Sonunda yerime otururken gördüğüm adamın bu olmamasını diliyordum. Yanında ki genç kadın ve aynı yaşlarda olduğum kız ile tanışmayı hiç istemezdim. Kızı olduğunu sandığım ve adının Aleyna olduğunu öğrendiğim kız bana garip bir şekilde samimi gelmişti. Konumuzun bu olmaması ile birlikte Devrim'i merak etmeye başlamıştım. Eğer onlar burada ise o neredeydi?
Karşımda ki sandalyenin çekilmesi ile başımı kaldırıp oraya baktım.
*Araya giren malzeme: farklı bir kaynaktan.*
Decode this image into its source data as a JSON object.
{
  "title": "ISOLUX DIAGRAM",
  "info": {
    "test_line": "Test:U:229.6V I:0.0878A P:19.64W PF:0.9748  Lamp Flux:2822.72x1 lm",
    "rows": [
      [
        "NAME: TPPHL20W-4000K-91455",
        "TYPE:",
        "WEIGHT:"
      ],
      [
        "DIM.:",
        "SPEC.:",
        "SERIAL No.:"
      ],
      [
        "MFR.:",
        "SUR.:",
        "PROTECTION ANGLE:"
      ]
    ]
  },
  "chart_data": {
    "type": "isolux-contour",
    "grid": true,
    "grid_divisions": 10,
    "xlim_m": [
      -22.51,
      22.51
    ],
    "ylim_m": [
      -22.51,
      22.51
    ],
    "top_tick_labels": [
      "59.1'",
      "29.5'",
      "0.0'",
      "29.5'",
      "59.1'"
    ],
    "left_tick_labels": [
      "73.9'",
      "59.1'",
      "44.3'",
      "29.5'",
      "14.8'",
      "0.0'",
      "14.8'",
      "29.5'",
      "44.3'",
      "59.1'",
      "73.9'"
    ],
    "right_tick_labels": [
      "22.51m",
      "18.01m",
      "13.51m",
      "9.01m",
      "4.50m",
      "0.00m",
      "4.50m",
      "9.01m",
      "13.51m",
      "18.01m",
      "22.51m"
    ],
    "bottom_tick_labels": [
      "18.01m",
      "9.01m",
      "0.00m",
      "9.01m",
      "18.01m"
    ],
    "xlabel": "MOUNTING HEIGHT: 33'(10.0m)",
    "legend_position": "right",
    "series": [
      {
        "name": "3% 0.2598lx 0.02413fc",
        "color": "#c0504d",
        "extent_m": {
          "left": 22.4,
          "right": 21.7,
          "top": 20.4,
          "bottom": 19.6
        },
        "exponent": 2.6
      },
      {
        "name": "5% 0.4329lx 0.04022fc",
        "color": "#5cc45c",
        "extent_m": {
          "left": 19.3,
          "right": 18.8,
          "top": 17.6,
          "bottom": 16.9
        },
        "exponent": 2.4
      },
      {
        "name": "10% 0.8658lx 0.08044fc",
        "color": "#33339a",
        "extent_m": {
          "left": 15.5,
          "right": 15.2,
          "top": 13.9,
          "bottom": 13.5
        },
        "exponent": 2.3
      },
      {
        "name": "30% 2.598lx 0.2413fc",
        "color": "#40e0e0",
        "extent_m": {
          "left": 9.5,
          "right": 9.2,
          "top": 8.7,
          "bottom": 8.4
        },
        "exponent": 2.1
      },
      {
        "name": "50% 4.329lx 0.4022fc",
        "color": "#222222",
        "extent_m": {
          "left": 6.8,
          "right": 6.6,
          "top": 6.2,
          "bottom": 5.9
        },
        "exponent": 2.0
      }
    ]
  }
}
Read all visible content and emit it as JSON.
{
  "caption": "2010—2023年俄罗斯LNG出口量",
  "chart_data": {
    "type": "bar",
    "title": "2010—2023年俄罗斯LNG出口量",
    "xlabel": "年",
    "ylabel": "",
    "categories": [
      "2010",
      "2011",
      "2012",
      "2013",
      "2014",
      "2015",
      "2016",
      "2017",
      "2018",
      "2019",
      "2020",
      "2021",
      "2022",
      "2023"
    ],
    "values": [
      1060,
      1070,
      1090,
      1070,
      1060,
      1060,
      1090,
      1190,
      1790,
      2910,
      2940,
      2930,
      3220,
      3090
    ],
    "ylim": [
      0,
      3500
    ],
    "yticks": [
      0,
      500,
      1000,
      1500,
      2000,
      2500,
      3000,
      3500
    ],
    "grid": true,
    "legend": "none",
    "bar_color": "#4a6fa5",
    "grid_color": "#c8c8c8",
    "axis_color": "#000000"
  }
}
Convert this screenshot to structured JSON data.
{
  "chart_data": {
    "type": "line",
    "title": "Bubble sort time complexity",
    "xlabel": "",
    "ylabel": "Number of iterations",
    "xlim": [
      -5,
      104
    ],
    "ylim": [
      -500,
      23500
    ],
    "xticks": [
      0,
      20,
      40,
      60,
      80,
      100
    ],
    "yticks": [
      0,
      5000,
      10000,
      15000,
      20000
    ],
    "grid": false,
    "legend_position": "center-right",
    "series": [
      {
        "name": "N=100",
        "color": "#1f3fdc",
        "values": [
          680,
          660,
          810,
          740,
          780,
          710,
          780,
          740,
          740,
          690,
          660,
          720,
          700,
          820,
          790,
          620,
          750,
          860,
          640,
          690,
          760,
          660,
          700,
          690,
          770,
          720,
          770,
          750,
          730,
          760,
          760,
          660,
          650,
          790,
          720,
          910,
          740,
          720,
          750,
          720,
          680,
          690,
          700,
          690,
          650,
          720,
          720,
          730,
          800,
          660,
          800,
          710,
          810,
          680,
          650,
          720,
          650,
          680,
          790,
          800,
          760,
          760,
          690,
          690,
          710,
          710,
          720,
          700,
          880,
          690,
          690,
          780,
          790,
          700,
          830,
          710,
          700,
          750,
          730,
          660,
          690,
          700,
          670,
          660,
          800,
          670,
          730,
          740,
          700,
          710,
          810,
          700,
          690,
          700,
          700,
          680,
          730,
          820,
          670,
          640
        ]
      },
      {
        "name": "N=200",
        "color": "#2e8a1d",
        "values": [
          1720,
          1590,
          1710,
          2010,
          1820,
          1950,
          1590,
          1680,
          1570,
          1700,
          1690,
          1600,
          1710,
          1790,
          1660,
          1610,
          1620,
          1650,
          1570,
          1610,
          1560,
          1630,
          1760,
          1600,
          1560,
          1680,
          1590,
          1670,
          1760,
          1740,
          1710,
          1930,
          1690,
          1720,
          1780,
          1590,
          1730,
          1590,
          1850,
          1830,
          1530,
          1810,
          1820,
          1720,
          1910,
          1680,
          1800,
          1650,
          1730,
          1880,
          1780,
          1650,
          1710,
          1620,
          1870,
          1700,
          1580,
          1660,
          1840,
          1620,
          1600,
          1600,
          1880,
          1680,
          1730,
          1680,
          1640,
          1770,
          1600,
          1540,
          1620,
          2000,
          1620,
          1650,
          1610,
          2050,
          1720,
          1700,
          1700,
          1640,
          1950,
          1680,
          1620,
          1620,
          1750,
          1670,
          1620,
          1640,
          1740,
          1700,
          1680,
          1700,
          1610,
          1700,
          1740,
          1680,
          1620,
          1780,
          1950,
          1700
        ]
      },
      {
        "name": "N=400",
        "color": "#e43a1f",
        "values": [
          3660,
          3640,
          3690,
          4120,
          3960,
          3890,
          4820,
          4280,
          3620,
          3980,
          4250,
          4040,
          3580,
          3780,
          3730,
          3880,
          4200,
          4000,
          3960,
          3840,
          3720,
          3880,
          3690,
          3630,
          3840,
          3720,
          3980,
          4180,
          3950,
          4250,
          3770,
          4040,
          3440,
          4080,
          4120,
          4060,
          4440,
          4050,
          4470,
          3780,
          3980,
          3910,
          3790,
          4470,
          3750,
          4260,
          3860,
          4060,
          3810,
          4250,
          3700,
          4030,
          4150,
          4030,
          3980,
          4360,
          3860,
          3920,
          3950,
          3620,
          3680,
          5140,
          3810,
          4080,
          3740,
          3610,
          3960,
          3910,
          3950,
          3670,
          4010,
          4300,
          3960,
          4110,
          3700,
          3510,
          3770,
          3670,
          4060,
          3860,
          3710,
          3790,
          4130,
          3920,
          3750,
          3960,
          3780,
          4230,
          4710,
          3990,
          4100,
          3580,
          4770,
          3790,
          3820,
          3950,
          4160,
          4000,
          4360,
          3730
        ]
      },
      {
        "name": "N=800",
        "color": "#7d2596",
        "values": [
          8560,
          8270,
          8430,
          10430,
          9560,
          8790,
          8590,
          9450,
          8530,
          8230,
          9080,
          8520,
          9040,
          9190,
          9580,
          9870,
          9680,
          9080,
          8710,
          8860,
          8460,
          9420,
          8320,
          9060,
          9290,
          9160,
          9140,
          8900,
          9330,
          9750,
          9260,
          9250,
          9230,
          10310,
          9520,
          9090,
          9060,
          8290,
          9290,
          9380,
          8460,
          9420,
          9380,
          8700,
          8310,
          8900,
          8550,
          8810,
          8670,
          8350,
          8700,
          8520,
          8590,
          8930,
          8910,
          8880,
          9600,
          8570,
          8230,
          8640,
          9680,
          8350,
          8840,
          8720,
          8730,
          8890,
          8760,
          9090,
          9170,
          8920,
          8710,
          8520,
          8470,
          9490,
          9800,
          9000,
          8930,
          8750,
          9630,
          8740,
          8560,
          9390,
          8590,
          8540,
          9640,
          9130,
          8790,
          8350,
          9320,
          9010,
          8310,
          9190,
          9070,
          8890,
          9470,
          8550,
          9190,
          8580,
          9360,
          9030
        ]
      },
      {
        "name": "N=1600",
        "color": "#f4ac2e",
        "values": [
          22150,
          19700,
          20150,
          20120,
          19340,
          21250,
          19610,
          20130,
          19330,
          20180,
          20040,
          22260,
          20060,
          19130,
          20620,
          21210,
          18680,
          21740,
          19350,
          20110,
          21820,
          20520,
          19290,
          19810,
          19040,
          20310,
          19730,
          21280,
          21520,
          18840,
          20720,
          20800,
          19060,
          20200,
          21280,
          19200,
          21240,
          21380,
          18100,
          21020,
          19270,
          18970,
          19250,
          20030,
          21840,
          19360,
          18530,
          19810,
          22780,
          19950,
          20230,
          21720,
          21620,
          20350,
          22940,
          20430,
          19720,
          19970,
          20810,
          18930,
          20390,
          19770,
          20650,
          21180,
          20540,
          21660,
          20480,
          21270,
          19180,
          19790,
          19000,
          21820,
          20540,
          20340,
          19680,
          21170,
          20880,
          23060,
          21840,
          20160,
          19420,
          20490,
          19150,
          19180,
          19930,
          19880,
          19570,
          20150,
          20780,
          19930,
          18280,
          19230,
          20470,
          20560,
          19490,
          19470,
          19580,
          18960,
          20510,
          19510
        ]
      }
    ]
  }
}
Siyah bir tişört ve ceketini tamamlayan siyah pantolonu ile karşımda duran Devrim'e baktım. Gözlerini bende sabitleyip yerine oturdu. Bana kız kardeşi olduğundan hatta belki de ikizi olduğundan bahsettiğini hatırlamıyordum. Fevzi denen adam konuşmaya başladı. "Oğlum Devrim. Size az önce kızım olarak tanıttım ama öz kızım gibi severim. Devrim'in kız arkadaşı." ufak bir kahkaha attığında gülümseyerek önümde ki ikiliye baktım. Bu sinirden miydi, bilmiyorum. Ama okulda beni savunması ve bir kızla yakın olunmayacak kadar yakın olması ona haksızlıktı. Eğer kalbinde biri varken bunu paylaşmalı ve ona göre davranmalıydı. Sanırım onun hain olduğunu unutuyordum. Hain olması onu elbette de karaktersiz yapardı değil mi?
"Memnun oldum." dedim ve karşımda ki kıza baktım. Her dakika beni izleyen Devrim'i es geçtim. Sanırım tepkimi merak ediyordu. Neyini merak ediyordu? Onu tamamen bir düzanbaz olarak gördüğümü mü? Ama o da haklıydı. Gerçekten kız arkadaşı olduğuna çok şaşırmıştım. Her ne kadar belli etmesem de...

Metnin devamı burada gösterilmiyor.